I have the same message "the disk was not ejected properly. If possible, always eject a disk before unplugging it or turning it off" when I connect my USB 2.0 camera card reader into my brand new MacBook that is running 10.6.2. This never happened on my iMac with Leopard, but now happens continually when I'm trying to import my photos. After three tries or so, my photos will import, but I'd rather not have the error message every time! Any thoughts?
About the only thing that has seemed to keep the issue at bay so to speak is to restart the computer from time to time. I seem to experience the problem more when the computer is on for days and goes to and from sleep mode with the external disk connected. For me, its not really as big a problem, I tend to connect and re-connect my external disk to gain access to files on a semi-regular basis. Thats about all I have found to resolve the problem, certainly no real fix by any means.

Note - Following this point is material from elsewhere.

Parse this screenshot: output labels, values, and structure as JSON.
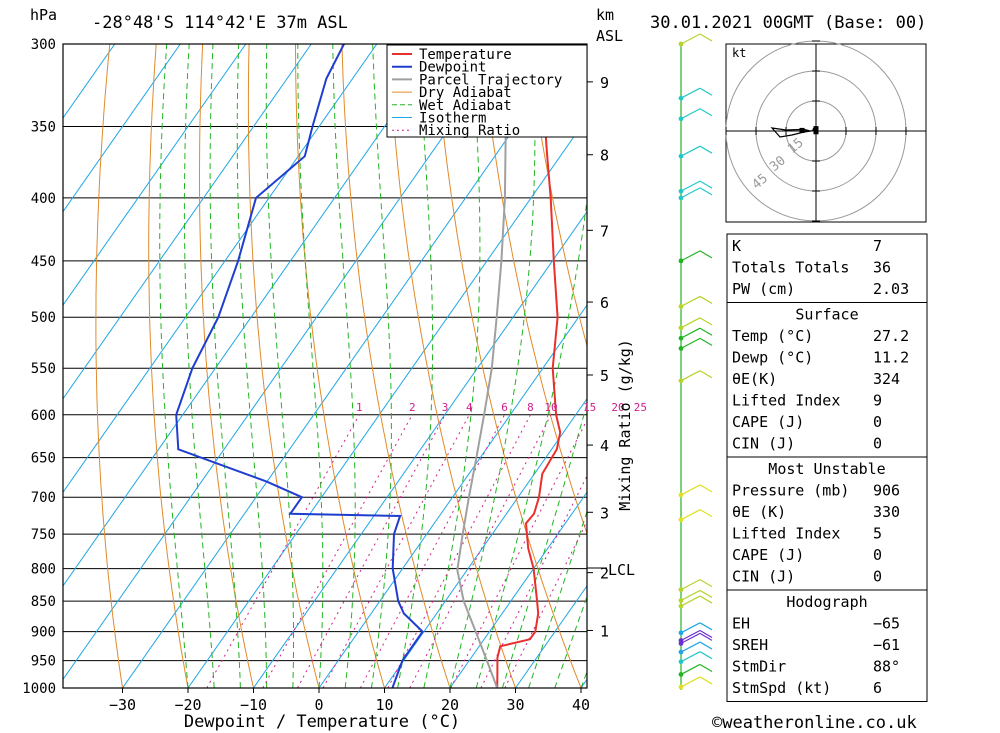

Same problem here, usb enclosure containing my macbook's original 160gb HD as TM, everything worked fine until 10.6 upgrade. 60% of the times i wake the computer up opening the lid and find the improper disconnection alert. Nonetheless the drive appears connected, only not recognized as a TM drive.
Power saving/cable didn't influence at all. I have the feeling that the improper disconnection happens during the sleep time, maybe in the quite long gap between closing the lid and the beginning of the regular sleep (when the power light starts cycling). Anyway, much before the wakening occurs.
Which is BTW strange, since the usb ports seem to be able to charge an iPhone during sleep anyway.